The Court has denied the Petitioning Creditors’ requested relief but acknowledges that they have alternative avenues for recourse against Medpoint, potentially through state-law claims enforceable in state court. Evidence from Downing’s deposition suggests that Medpoint may have defaulted on various agreements, and there are facts that could support claims of fraudulent transfer under Arizona law. The Court emphasizes that granting Medpoint’s Motion does not absolve it of responsibility, as the Petitioning Creditors retain the ability to pursue their claims in state court. It notes a conflict between Arizona law and the Controlled Substances Act (CSA), stating that Arizona does not enforce the CSA against businesses like Medpoint. However, as a federal court, it must adhere to federal law, which prohibits marijuana-related business activities. The Court points out that the Petitioning Creditors might themselves have violated the CSA, entering the proceedings with unclean hands. Consequently, the Court lacks the authority to provide relief or jeopardize a trustee managing drug-tainted assets. The Court grants Medpoint’s Motion, dismisses the Petition, and denies Medpoint’s request for a hearing on damages, fees, or costs.
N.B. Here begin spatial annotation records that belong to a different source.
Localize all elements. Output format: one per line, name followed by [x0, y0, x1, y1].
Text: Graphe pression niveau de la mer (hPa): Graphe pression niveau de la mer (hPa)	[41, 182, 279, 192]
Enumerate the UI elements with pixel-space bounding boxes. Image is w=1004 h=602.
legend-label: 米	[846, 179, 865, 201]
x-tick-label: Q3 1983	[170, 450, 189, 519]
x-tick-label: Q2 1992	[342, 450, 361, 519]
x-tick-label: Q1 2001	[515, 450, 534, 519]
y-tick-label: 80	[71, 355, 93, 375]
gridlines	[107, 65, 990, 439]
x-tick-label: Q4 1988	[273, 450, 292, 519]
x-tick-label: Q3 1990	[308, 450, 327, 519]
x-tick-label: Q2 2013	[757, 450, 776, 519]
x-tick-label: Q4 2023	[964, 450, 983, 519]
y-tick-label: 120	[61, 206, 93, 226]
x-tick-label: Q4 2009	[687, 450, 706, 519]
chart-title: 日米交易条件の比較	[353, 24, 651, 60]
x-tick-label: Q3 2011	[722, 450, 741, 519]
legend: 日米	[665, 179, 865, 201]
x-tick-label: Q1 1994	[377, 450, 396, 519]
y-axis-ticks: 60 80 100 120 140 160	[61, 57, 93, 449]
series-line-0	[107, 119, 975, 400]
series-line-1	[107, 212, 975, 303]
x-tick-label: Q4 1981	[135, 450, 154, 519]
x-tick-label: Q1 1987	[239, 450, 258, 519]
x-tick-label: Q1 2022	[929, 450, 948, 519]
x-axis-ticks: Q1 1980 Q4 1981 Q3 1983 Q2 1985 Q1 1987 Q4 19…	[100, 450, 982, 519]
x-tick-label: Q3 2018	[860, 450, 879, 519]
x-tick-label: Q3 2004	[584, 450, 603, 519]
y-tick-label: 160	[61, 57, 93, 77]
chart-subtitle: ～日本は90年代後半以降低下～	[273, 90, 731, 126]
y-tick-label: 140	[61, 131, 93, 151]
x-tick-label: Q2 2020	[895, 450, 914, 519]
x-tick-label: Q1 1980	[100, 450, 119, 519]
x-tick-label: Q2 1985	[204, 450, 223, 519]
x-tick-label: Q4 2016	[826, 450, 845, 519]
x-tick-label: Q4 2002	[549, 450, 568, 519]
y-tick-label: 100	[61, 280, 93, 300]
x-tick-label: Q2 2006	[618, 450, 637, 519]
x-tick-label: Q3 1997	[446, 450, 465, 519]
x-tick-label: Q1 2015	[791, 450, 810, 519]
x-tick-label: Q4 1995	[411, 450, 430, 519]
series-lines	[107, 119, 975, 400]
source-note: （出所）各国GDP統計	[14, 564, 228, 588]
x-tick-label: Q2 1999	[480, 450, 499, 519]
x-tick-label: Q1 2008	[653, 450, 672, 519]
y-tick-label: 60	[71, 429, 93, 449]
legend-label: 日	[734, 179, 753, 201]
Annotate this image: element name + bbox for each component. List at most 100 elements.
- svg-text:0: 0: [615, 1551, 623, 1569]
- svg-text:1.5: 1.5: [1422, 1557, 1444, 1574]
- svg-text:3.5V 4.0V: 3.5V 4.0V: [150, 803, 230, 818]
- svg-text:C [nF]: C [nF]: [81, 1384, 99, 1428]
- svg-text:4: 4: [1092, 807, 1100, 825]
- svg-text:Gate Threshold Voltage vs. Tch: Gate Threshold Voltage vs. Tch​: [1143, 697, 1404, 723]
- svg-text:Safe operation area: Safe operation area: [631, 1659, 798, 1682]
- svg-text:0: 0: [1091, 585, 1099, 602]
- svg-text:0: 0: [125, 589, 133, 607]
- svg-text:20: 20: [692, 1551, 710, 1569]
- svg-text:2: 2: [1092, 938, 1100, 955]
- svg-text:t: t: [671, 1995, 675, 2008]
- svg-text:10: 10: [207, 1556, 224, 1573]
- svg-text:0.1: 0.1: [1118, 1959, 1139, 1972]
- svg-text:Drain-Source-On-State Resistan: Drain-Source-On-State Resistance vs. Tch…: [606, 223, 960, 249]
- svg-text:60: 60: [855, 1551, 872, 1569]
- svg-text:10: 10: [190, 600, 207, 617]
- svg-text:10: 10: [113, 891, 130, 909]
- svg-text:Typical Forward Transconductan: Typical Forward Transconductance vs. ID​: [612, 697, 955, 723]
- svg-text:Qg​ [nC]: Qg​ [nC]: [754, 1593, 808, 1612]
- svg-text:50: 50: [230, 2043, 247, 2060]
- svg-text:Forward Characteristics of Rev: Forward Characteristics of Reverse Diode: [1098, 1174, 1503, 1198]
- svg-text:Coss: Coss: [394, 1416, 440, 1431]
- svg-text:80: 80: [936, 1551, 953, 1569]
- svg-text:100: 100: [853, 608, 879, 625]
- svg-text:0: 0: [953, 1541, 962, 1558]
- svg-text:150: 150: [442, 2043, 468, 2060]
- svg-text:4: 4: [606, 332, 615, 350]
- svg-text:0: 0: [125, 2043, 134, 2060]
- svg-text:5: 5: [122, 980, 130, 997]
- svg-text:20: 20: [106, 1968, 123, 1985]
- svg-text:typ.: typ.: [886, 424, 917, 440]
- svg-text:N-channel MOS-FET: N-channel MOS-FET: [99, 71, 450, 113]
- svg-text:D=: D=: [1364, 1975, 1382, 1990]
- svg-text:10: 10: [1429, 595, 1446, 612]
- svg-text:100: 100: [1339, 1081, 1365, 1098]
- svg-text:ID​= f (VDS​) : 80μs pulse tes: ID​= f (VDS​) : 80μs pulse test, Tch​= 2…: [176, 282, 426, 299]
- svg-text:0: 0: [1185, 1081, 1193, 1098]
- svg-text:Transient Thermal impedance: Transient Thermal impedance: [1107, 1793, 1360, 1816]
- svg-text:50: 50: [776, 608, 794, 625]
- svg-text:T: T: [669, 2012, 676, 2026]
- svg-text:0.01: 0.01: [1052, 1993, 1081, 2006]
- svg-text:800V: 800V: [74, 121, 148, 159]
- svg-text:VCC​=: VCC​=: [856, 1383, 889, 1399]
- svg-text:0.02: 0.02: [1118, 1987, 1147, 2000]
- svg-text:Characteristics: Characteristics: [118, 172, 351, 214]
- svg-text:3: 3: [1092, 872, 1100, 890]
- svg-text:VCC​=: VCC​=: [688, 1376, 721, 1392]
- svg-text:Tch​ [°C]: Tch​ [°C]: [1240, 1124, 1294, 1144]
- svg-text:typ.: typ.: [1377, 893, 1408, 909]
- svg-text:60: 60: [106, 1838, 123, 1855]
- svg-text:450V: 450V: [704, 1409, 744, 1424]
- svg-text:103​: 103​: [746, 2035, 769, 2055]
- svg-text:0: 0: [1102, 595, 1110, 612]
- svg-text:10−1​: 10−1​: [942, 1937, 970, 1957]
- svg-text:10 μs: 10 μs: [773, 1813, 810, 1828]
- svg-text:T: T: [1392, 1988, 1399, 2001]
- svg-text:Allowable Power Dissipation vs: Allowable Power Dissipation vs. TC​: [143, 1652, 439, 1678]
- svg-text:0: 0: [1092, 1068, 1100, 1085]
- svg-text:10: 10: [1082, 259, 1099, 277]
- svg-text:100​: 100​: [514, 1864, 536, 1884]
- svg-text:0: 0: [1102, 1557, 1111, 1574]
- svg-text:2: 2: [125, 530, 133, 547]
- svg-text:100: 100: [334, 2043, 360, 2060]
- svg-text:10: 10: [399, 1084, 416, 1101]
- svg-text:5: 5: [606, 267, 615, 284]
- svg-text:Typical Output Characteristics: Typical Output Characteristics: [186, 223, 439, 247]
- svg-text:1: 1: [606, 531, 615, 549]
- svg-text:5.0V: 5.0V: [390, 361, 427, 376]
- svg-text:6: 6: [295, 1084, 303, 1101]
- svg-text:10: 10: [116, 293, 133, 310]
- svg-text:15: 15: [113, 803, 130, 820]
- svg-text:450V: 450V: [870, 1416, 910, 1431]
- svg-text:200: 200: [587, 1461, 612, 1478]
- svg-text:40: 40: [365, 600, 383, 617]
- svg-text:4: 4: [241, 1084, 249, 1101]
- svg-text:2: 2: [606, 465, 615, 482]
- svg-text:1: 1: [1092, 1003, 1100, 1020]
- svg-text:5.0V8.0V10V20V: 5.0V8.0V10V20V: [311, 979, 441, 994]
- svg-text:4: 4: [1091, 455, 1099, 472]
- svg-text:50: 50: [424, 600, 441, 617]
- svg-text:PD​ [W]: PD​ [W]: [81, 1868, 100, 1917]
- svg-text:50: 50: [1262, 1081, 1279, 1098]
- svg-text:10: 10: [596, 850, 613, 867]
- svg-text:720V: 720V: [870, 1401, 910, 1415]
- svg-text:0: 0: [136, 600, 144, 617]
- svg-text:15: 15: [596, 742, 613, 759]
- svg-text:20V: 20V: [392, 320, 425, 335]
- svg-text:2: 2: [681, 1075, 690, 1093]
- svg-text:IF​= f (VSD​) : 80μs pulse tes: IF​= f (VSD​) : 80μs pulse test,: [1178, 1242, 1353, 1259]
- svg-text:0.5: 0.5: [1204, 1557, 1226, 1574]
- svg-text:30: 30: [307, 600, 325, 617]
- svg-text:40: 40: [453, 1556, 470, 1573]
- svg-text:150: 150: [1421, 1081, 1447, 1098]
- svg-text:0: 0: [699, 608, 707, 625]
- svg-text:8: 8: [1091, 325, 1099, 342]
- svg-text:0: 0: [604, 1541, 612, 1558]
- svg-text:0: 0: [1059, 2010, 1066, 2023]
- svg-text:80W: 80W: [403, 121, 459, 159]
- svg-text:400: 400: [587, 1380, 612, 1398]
The document outlines several entities involved in a legal matter, including ANW Arizona Nature Wellness, Medpoint Management, and others, with varying organizational structures and profit statuses. The Court asserts jurisdiction under 11 U.S.C. §§ 157 and 1334 and references the Controlled Substances Act (CSA) as codified in 21 U.S.C. 801, et seq. Medpoint's request for a damages hearing is denied, as no provisions for such a hearing were found in the Medpoint Service Agreement or the Tier Service Agreement. There is no written contract between ANW and BMF provided in the pleadings, and Downing is identified as both a current employee and former member of BMF. A diagram is attached illustrating the relationships between the entities following ANW's termination of the Medpoint Service Agreement.
Bloom Industries is a subsidiary of BMF, which currently manages ANW, while Infinite Bloom, a former Medpoint subsidiary, was sold to BMF for $11,100 in 2014 to avoid employee contract complications. The Court refrains from determining the forfeitableness of Medpoint’s assets under the CSA, noting that such issues could influence future bankruptcy proceedings in states permitting medical marijuana operations. It further discusses the legality of contracts and negotiable instruments related to federal law, citing a similar case (Northbay) that highlights the conflict between state legalization of marijuana and its federal illegality.